Hepatitis C virus (HCV) represents a major health burden, with an estimated 180 million chronically infected individuals worldwide. These patients are at increased risk of developing liver cirrhosis and hepatocellular carcinoma. Infection with HCV is the leading cause of liver transplantation in the Western world. Currently, the standard of care (SoC) consists of pegylated interferon alpha (pegIFN-α) and ribavirin (RBV). However this therapy has a limited efficacy and is associated with serious side effects. Therefore more tolerable, highly potent inhibitors of HCV replication are urgently needed. Both Specifically Targeted Antiviral Therapy for HCV (STAT-C) and inhibitors that are believed to interfere with the host-viral interaction are discussed.

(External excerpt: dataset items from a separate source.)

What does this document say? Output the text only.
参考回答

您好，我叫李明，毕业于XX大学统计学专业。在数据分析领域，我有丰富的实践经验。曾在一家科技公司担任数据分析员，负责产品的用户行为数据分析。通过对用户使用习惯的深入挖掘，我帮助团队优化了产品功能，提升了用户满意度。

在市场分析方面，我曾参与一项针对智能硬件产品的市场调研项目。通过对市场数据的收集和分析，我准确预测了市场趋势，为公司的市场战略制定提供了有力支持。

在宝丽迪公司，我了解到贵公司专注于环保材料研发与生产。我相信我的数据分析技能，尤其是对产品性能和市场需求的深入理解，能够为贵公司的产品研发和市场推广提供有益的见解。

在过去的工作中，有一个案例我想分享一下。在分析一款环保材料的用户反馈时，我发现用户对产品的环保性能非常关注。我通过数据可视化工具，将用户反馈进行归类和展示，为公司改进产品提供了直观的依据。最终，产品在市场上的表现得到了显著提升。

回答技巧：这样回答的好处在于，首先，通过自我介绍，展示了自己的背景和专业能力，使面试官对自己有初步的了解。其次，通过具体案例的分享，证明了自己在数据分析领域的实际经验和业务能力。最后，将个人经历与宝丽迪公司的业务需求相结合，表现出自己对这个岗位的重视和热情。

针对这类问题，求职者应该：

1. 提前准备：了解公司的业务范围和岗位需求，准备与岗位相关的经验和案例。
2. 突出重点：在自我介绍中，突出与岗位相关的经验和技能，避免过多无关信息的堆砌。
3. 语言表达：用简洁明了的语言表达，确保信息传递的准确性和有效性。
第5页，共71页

Keywords: HCV; new antivirals; review.

Figure 1.

New antivirals for the treatment of HCV and current stage of development.

Figure 2.

Binding sites for HCV polymerase inhibitors. This figure is created using Chimera [105] based on superposition of different pdb structures using the Dali server [106]. The superimposed structures are 1GX6 (active site with UTP), 2BRK (with benzimidazole in thumb domain site 1), 1OS5 (with dihydropyranone in thumb domain 2 site), 1YVF (with benzothiadiazine in palm domain site 1), 3FQL (with benzofuran in the palm domain site 2). The palm, fingers and thumb domains are colored blue, yellow and red respectively. UTP and benzofuran have yellow carbons, the other molecules green carbons. Mn++ ions in the active site are grey. Mutations in different regions have a different color: salmon for residues P495, P496, V499 in thumb domain 1, magenta for L419, M423, I482 in thumb domain 2, gold for N411, M414 in palm domain 1, cyan for C316, S365 in palm domain 2, green for C445, Y448, Y452 in the beta-hairpin loop.